To help create chemistry with the pitching staff, Auburn has tweaked workouts. The Tigers have two catchers remain with the team for normal practices and two come at other times to work with the pitchers in separate individual bullpen sessions.
“That seems to be helping a great deal, especially when it comes to mishandled pitches and passed balls,” Dean said. “That is an area where we really needed to improve and it seems to be working so far.”
The infield lineup is starting to take form.
Ellis is at first base. Peralta is at shortstop, with Rose Roach and Widra also getting reps. McCondichie and Bryant are options at second base.

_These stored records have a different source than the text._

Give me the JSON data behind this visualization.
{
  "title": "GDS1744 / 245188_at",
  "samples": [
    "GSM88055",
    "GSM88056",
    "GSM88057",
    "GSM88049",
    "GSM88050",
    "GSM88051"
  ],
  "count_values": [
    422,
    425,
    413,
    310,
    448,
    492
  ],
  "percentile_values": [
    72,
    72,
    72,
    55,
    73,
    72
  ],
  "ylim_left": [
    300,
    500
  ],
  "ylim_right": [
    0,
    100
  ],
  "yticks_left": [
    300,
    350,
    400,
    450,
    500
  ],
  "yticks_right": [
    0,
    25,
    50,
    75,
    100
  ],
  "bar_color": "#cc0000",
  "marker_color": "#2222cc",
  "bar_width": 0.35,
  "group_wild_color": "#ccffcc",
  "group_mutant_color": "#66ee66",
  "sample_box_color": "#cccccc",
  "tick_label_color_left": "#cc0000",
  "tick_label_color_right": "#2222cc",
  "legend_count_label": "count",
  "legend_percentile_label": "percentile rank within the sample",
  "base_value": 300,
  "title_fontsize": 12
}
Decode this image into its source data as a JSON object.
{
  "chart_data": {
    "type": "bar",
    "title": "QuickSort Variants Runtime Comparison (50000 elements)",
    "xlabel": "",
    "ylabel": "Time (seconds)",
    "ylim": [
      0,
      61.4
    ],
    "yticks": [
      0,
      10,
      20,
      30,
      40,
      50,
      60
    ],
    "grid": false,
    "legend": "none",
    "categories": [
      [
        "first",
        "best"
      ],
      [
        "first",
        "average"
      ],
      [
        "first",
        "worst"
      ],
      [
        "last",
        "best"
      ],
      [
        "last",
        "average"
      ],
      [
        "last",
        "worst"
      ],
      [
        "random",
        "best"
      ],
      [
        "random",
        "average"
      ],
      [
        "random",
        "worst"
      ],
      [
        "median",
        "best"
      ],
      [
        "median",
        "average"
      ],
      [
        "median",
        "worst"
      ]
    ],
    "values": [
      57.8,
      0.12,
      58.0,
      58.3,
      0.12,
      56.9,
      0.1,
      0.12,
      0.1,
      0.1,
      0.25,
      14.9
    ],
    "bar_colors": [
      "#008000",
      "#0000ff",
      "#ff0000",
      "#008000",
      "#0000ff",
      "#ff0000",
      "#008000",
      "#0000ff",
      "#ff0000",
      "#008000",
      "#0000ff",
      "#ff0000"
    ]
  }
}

“Third base is the one position that is really open,” Dean said. “I think we are going to look at Axe Milanowski there and Denver Bryant there and Millie Roberts. But Sydney Cox is also working at third and second and in the outfield.”
The outfield has a rotation of players, including Cox, Abbey Smith, Tresvik, Garcia and Kenadie Cooper.
“What I really like about this team is the versatility and depth,” Dean said.
The Tigers have placed more of an emphasis on mental health during the fall. They are not just sticking to softball either. They want to help players deal with academics and personal relationships.
“This game can beat you down and social media can beat you down. You have to really control that,” Dean said. “We get these kids today and they really get an overload of information. It is so much and we want to make sure they are mentally clear and clean. You can’t be perfect at it, but at least we can try.”